Opinion: Rationing education in Calif. schools

By Joe Mathews

Californians think we have a system of public education. What we really have is a system for rationing public education.

I got a taste of this in the spring, when I took my 5-year-old son to our local school district offices to determine his educational future. This being California, the determination was made not by any test or assessment but by a lottery. An administrator pulled names out of a hat to fill spots in our elementary school’s new Mandarin immersion program.

Joe Mathews

Joe Mathews

The beginning of the academic year is when we hear fine speeches about how our state is committed to doing the very best for every child. But when you see firsthand how educational resources are allocated, California schools leave much to chance.

We do this for two reasons: scarcity and avoidance. Educational resources here are scarce—there is simply more demand for schooling than the state’s wobbly budget system can accommodate. And so we use lotteries and formulas, so that our officials can avoid the work of deciding who deserves resources, and so that Californians can avoid reckoning with our collective failure to support public education.

By all reliable accounts, there aren’t nearly enough good, experienced teachers in our schools. The state offers only 180 days of instruction (when research suggests there should be more than 200 days). And the inadequacy of newer programs and schools offered by some districts in the name of educational choice only underscores the ongoing scarcity. There are simply not career-readiness programs, Advanced Placement classes, charters, magnets, or language immersions to meet the demand for high-quality options.

There’s little hope of trying to do more to meet those needs, since California decouples school funding from academic needs. Our state constitution’s school funding formulas, known collectively as Proposition 98, guarantee only a portion—you might say a ration—of the state budget to schools. (Tellingly, that money is supplemented by a small amount—usually $1 billion or less than 2 percent of annual education funding—from the state lottery).

In the absence of funds to meet all our students’ needs, we turn to education’s version of lotteries to allot scarce resources. State law (mirroring federal guidance) directs school districts to use a lottery system for charter school admissions once the number of pupils who want to enroll exceeds the number of spaces. Districts with magnet programs do the same. Many of these lotteries have complicated rules and exclusions, often in the name of diversity, as well as with the aim of keeping kids in their neighborhood schools, or keeping siblings together.

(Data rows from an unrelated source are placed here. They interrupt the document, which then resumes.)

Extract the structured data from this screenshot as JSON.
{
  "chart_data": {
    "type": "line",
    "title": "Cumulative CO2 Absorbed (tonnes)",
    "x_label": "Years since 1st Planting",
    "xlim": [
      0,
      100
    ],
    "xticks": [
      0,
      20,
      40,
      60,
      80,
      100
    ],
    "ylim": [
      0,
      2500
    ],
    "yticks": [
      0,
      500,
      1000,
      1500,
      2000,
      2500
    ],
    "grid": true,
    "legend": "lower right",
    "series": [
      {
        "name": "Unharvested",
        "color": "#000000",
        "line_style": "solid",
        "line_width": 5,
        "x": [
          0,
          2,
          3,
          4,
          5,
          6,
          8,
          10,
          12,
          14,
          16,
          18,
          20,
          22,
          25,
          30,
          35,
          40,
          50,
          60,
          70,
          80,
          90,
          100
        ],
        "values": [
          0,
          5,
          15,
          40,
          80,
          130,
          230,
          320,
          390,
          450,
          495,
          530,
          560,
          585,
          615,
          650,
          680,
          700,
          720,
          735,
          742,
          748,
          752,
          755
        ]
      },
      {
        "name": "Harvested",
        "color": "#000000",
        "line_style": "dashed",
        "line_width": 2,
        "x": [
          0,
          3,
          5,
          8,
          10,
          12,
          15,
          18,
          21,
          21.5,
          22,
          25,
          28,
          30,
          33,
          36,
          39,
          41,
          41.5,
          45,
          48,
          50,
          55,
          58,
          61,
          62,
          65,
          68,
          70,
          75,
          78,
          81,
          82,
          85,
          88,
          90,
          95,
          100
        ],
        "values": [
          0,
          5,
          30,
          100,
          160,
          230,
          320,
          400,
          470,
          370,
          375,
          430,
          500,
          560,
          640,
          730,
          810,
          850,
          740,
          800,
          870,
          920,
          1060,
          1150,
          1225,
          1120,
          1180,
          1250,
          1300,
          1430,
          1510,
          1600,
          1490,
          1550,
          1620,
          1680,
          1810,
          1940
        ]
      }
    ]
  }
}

Such lotteries are not all that fair. Research shows the lotteries favor students whose parents have the time and resources to investigate their local educational possibilities and sign their children up in the first place. (We parents gotta play to win). Then there’s a bigger question: Does “random” allocation of educational resources really represent justice?

This year, the California Supreme Court, in a 4-3 vote, declined to hear challenges that said California doesn’t provide enough school funding or qualified teachers to meet the state’s constitutional guarantees of education for all. In declining, the court endorsed the argument that, while there might be problems with funding and teachers, these weren’t constitutional problems—because the impact of bad policies was arbitrary, and not felt by any particular group of students.

Mariano-Florentino “Tino” Cuellar, an associate justice of the Supreme Court, dissented powerfully from that logic. Curtailing access to educational opportunity, the justice argued, doesn’t become justifiable simply because it’s done arbitrarily.

“Arbitrary selection has at times been considered a means of rendering a governmental decision legitimate,” he wrote. “But where an appreciable burden results—thereby infringing a fundamental right [like the right to an education]—arbitrariness seems a poor foundation on which to buttress the argument that the resulting situation is one that should not substantially concern us.”

The brilliantly cynical filmmaker Orson Welles once said,  “Nobody gets justice. People only get good luck or bad luck.” He wasn’t wrong—our parents, where and when we were born, the people we happen to meet, all influence the direction our lives take, through no fault or deed of our own.

My own son was lucky. His name was pulled 16th out of the hat, winning him the place he now enjoys in that Mandarin immersion kindergarten. His own luck will transfer to his younger brother, who is automatically eligible to join the program when he reaches kindergarten age.

But California is not as fortunate in leaning its educational system so heavily on luck. Our schools are supposed to be equalizers, helping counter the lottery of life. Instead, they are emulating it.

            Joe Mathews writes the Connecting California column for Zócalo Public Square.